I would like to add some info regarding the transaction fees for in app purchase. Google should put this inside the documentation, not in support section. Like Apple, the fees is clearly stated in the documentation first page because this thing is important for implementing in app purchase. For Instant Buy, no transaction fees taken by Google as you need to handle the transaction yourself. (might get charge by other party)

"For applications and all in-app products that you choose to sell on Google Play, the transaction fee is equivalent to 30% of the price. You receive 70% of the payment and the remaining 30% goes to the distribution partner and operating fees."

https://support.google.com/googleplay/android-developer/answer/112622?hl=en&ref_topic=6075663

Upvotes: 0

Amber
Amber

Reputation: 526713

Instant Buy

Instant Buy allows users to use their stored payment data from Google Wallet to purchase items from a merchant, with the merchant handling the transaction through a payment processor of their choice.

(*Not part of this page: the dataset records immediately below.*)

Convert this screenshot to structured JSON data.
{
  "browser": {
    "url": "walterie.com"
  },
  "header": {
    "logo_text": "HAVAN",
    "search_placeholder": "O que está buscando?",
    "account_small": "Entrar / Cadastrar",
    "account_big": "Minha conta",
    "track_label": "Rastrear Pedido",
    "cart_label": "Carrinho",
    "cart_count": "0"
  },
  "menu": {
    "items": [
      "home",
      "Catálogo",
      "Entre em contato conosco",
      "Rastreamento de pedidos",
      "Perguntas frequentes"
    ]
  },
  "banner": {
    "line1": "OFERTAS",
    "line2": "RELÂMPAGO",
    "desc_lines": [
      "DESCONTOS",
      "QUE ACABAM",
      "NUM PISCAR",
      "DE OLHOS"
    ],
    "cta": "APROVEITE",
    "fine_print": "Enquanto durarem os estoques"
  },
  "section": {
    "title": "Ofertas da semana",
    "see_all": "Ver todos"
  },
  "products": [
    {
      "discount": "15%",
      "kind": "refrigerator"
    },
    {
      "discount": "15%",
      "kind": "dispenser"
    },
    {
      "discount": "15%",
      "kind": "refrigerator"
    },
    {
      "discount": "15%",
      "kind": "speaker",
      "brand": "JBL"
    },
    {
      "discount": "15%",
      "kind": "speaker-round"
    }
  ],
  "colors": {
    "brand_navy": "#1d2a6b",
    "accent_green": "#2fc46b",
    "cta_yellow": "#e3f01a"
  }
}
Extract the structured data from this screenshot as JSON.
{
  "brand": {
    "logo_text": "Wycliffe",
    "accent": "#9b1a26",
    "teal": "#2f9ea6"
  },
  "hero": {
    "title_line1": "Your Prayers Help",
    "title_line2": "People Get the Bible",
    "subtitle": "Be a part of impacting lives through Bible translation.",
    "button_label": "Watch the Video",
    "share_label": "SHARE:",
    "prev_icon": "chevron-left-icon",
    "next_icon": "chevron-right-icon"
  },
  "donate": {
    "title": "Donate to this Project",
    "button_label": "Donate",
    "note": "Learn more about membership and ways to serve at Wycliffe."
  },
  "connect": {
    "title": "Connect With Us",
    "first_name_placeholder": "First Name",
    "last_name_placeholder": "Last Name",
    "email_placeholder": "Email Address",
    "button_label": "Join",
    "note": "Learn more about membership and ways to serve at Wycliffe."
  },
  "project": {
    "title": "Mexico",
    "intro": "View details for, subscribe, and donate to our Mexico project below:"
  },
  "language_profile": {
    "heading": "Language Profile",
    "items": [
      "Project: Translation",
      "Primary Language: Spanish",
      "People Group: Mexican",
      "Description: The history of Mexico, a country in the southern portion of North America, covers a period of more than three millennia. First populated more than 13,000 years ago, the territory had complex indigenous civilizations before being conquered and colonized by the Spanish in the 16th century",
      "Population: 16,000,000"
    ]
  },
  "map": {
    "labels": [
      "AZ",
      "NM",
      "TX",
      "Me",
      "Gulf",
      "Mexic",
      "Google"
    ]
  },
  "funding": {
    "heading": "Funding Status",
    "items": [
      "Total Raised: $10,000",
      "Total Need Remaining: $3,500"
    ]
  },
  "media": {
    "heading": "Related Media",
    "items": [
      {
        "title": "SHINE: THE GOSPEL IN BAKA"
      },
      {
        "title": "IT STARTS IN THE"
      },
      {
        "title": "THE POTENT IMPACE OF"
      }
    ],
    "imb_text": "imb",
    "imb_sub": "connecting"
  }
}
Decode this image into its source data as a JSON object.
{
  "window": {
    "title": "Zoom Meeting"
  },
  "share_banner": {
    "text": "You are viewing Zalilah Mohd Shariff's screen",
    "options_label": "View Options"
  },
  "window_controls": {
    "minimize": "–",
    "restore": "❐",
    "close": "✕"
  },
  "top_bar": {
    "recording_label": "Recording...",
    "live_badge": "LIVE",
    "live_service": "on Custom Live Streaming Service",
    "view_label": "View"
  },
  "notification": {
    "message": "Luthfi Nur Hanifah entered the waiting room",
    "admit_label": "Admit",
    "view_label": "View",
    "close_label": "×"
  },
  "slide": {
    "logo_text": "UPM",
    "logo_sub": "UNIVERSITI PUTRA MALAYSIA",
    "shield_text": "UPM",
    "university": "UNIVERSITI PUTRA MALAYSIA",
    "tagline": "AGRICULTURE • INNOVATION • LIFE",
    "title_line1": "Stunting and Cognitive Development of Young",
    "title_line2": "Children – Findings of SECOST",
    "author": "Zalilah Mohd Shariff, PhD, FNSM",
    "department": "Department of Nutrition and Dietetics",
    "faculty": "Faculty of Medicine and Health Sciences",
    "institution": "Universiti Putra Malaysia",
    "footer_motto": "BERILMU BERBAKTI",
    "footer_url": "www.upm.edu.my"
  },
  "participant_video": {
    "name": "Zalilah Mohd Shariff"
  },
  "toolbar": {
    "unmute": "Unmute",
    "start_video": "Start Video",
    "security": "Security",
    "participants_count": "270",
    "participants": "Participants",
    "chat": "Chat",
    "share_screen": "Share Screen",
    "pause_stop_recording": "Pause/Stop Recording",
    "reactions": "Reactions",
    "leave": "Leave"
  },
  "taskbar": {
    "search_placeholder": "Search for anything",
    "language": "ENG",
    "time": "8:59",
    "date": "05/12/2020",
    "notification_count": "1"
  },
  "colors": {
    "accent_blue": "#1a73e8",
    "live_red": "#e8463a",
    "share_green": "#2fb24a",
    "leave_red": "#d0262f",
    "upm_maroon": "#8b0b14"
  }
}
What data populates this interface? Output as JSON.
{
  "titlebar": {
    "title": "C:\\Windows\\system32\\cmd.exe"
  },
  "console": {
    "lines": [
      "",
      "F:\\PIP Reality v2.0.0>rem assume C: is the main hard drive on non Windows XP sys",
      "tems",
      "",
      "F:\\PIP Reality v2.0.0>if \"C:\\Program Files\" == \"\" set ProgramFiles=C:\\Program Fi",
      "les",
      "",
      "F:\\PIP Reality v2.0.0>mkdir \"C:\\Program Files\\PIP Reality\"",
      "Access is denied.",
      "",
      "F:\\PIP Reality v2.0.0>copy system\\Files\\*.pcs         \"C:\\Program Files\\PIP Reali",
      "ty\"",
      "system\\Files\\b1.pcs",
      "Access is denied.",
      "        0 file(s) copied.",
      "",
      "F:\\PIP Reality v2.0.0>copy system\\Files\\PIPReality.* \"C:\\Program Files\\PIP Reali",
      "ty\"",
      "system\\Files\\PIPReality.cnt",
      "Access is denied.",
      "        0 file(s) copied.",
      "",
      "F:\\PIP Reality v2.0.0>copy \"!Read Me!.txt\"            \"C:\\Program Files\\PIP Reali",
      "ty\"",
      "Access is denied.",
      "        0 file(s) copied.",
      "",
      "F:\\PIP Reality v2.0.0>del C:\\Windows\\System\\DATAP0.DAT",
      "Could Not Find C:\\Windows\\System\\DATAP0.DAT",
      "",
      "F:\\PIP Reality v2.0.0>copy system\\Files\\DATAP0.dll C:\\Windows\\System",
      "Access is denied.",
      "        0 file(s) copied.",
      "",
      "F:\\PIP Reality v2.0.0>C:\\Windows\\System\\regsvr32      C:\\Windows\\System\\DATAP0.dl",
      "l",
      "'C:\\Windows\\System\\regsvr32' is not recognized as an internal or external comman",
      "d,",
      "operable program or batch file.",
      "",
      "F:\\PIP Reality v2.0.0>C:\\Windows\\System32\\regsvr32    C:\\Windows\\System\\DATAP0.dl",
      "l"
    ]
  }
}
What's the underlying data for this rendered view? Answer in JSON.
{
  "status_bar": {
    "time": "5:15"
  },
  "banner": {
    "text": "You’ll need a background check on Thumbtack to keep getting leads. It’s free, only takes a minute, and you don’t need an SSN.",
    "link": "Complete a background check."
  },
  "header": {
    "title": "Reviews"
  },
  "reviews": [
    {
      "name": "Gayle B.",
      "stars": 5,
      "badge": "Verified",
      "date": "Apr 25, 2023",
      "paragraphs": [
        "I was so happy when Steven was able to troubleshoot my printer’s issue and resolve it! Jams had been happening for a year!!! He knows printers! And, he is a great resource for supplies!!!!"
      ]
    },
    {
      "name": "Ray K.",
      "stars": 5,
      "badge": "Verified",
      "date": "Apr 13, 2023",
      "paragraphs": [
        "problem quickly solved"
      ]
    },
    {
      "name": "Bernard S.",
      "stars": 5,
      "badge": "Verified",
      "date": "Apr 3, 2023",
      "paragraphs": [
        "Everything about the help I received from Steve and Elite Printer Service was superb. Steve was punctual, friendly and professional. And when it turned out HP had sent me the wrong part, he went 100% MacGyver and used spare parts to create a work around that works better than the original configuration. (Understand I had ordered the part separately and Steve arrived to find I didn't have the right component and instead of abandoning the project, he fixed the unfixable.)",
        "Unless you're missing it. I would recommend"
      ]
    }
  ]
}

Basically, when the user submits an Instant Buy request, it will appear to your app as if they just filled in a normal order with a credit card number and everything. Google doesn't take a cut of the transaction, because Google doesn't process the payment. However, whatever payment processor you use will probably take a cut.

In-App Purchases

In-app Purchases allows merchants to have Google handle the transaction and process the payment for a digital good. In this case, Google does take a cut of the transaction because they handled the payment processing.

As far as your app is concerned, you never see payment details - Google takes care of all of that. Your app just gets a notification that user X bought item Y, and then later on, Google gives you the proceeds from the transaction.

The bottom line...

If you already have a system for handling purchases and processing credit card transactions, you probably want Instant Buy. It will sit on top of your existing infrastructure (so you don't have to have duplicate code paths) and won't cost you any money beyond what you're already paying your payment processor. It also lets your users purchase any kind of goods (physical or digital), since all it's really doing is providing payment info, not payment processing.

If you don't already have a system for handling transactions, and all you want to sell are digital goods, In-App Purchases may be simpler, since it handles all of the payment processing for you, and the cut Google takes is reasonably competitive.

For your particular case:

Since it sounds like you don't already have a payment processor lined up, and you're not trying to sell physical goods, I'd suggest looking at the In-App Purchases API.